Outre la peste porcine, les scientifiques de l’IVI étudient d’autres épizooties hautement contagieuses, telle la fièvre aphteuse qui touche bovins, porcs, moutons et chèvres. A maintes reprises, la maladie a obligé les éleveurs à abattre tout leur troupeau pour en empêcher la propagation. Les travaux de l’IVI portent encore sur des infections touchant les oiseaux et la volaille. Dont la maladie de Newcastle, présente dans le monde entier, ou de la grippe aviaire H5N1 qui peut aussi contaminer les êtres humains. En Suisse, c’est en février dernier que l’on a trouvé des victimes de ce virus: deux hérons cendrés et un pélican morts au parc animalier de Berne. L’agent pathogène de la grippe aviaire est d’abord déterminé par le laboratoire national de référence pour les maladies de la volaille et des lapins (NRGK) à Zurich. Ensuite, ce sont les spécialistes de l’IVI qui analysent les échantillons de manière approfondie.

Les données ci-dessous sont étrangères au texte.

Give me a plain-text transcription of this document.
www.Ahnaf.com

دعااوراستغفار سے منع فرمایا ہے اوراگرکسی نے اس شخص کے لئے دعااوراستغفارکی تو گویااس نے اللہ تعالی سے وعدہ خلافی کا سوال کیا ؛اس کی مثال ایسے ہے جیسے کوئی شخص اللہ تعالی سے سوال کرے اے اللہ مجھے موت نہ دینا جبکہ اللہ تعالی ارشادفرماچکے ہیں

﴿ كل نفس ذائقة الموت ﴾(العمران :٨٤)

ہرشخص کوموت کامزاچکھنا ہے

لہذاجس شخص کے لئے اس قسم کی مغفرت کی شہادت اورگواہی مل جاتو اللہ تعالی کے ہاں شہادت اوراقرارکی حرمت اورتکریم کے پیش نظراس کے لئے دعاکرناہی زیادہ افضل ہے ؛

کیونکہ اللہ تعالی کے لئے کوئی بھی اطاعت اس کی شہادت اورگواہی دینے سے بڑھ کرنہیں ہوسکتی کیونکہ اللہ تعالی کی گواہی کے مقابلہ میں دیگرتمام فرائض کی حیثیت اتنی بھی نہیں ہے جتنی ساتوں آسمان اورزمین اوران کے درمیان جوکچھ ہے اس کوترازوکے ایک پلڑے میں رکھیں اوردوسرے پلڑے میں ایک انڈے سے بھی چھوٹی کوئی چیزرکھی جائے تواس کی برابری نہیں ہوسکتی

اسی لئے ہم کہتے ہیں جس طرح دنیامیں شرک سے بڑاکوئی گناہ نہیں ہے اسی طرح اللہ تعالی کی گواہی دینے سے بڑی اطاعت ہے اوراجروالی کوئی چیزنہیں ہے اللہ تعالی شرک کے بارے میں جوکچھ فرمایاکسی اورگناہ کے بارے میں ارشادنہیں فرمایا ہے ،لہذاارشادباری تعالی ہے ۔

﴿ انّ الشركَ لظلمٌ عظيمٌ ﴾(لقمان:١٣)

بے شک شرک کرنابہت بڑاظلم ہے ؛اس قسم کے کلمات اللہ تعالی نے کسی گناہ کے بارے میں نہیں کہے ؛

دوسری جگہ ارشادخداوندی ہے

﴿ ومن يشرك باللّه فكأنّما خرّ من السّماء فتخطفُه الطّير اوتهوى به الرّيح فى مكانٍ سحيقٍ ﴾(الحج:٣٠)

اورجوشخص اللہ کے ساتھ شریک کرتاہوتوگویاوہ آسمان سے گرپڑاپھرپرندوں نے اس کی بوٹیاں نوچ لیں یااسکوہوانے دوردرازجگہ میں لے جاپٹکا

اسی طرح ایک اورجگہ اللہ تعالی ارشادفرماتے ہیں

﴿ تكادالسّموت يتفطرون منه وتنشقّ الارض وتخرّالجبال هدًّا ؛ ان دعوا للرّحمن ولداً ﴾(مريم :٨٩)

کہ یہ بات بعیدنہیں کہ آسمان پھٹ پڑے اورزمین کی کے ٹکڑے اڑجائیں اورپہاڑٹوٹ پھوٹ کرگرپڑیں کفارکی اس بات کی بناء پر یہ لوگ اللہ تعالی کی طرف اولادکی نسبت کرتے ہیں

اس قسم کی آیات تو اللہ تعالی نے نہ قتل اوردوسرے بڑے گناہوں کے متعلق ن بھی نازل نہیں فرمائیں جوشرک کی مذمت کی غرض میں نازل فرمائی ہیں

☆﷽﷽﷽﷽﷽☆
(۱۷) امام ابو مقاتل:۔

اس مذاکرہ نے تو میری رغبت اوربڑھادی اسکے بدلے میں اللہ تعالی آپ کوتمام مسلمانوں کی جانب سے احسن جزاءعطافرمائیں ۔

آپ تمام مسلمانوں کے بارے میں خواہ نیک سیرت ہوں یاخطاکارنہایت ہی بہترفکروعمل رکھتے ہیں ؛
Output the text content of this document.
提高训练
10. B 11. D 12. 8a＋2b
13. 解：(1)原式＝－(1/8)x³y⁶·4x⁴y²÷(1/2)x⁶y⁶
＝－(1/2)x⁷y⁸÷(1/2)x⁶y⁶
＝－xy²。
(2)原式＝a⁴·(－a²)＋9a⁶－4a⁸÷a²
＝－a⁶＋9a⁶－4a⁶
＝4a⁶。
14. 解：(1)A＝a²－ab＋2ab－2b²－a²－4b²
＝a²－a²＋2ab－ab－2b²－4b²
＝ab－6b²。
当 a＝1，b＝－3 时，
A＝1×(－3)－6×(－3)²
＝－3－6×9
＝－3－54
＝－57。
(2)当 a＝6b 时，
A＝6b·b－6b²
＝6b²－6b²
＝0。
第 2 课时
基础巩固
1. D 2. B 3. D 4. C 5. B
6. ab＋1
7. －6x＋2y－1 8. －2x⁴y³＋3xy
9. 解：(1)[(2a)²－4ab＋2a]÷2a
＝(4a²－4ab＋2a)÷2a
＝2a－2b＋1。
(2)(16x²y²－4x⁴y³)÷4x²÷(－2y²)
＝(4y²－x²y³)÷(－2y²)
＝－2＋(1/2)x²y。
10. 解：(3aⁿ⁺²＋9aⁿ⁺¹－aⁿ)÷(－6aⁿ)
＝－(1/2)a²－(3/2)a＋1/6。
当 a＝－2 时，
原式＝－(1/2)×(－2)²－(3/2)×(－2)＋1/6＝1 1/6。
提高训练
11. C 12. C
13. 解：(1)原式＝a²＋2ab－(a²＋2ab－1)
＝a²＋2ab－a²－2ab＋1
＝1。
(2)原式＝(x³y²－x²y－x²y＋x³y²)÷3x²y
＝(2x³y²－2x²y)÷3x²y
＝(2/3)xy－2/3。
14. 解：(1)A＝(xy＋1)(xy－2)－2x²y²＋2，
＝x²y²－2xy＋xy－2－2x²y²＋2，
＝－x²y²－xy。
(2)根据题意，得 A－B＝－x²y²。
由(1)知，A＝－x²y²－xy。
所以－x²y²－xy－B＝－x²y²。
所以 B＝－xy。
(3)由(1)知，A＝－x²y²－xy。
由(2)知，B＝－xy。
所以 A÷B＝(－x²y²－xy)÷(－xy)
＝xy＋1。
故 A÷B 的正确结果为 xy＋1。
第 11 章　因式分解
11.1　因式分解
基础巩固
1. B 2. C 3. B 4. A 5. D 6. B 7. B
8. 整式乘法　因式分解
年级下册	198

Un niveau de sécurité plus bas et un sas plus loin, Katarzyna Sliz vérifie encore comment se porte une couvée de poules. Elles ne sont pas infectées, mais sous l’observation attentive de la gardienne. Si l’une d’entre elles présentait un plumage hérissé ou laissait tomber sa tête, ce serait un signe de maladie. Mais aujourd’hui, tout va bien. Les poules somnolent paisiblement ou grattent dans la paille. Lorsque la chercheuse leur lance des graines, toutes accourent joyeusement. Katarzyna Sliz en profite pour récolter leurs oeufs. Les embryons fécondés de quelques jours vont, par exemple, servir à multiplier le virus de la grippe aviaire en laboratoire et à mener d’autres travaux de recherche et de diagnostic.
Toujours en avance sur l’agent pathogène
Des boeufs, des moutons, des chèvres, des lapins, des cochons d’Inde et des souris sont également détenus et examinés à l’IVI. C’est pourquoi les étables des différents niveaux de sécurité peuvent être rapidement adaptées aux diverses espèces. Et le lieu dispose d’enclos extérieurs où vivent actuellement quelques vaches, moutons et chèvres. Non pas pour une expérience, mais uniquement pour des prélèvements occasionnels de sang à des fins de recherche et de tests diagnostiques.
Pour Nicolas Ruggli, l’un des avantages de la recherche à l’IVI est qu’il peut, avec son équipe, y étudier les épizooties sur un hôte réel au lieu d’un modèle animal. «Il arrive un moment où on ne peut pas réduire une maladie qui touche tout un organisme à une seule cellule ou à une souris de laboratoire», note-t-il. Et le savoir acquis dans le cadre des expériences peut être utilisé directement sur leurs patients animaux.
En 2023, l’équipe de l’IVI prévoit de lancer l’étude du virus de Wesselsbron, actuellement répandu en Afrique, qui peut infecter les moutons, les chèvres, les rongeurs et aussi les humains. «Etant donné que l’agent pathogène est principalement transmis par des moustiques, le réchauffement climatique augmente la probabilité de voir cette maladie se répandre aussi chez nous», note le chercheur. «En virologie, nous devons toujours devancer toutes les éventualités, afin d’identifier la menace et de pouvoir y réagir.» Cette stratégie a aussi été payante avec la pandémie de Covid-19: Volker Thiel, virologue à l’IVI et membre de la Task Force Covid-19, avait déjà étudié les coronavirus chez les chats et les porcs bien avant que n’éclate la pandémie. «Nous avions ainsi les connaissances nécessaires pour étudier immédiatement le SARS-CoV-2.»
Mais revenons à nos porcs de l’expérience sur la peste porcine africaine. Ils resteront encore en observation à l’IVI pendant quelques mois avant d’être endormis, conformément aux directives éthiques en matière d’expérimentation animale. Ils auront peut-être contribué à sauver la vie de dizaines de milliers de leurs congénères dans le futur.